Obaseki described as sad, the attitude of those who were given the responsibility to protect the asset as they did the contrary. “We as a government have a clear mandate from the people to re-establish the essence of governance. We will implement the report without fear or favour,” he promised.
Earlier, the Chairman of the Ad-hoc Committee and Solicitor General/Permanent Secretary, Ministry of Justice, Oluwole Iyamu, said their work was hindered by the lawlessness of the people in the area where the investigation was carried out, as they had to work under the protection of the police, the Department of State Security Service (SSS) and the military.
He advised government to rely on security agencies in enforcing whatever decision that would be arrived at after studying the report because, he added, the area had become a lawless zone.
Iyamu said the committee observed that the major challenge facing the Zoo was the failure of institutions, governance and the people in authority.
He expressed shock “that an institution like Ogba Zoological Garden and Nature Park has no survey plan but just a sketch which attempts to demarcate or describe what the zoo should look like.”

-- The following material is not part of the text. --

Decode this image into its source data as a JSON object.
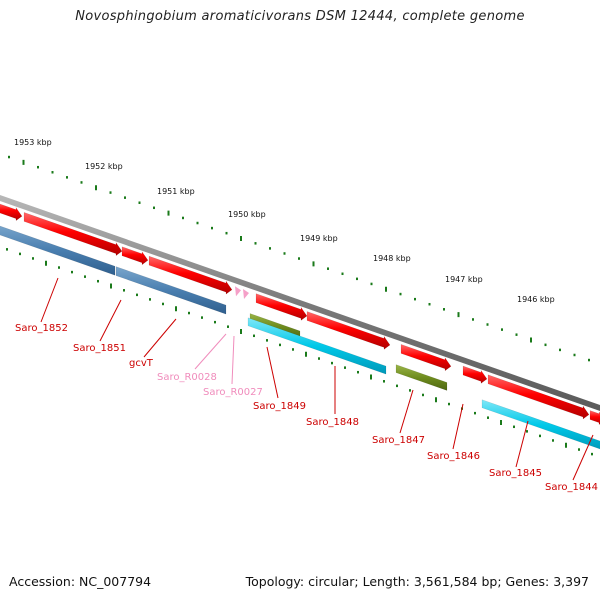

Iyamu added: “The crisis of the Zoo began in year 2,000 during the administration of Chief Lucky Igbinedion which reserved land for some communities for deforestation. The lack of coordination between the Ministry of Environment and the Ministry of Lands and Survey led to the encroachment on over 17 hectares of land belonging to the zoo. As at today, over 60 per cent of the original land belonging to Ogba Zoo has been taken over by land developers with construction work currently on-going.”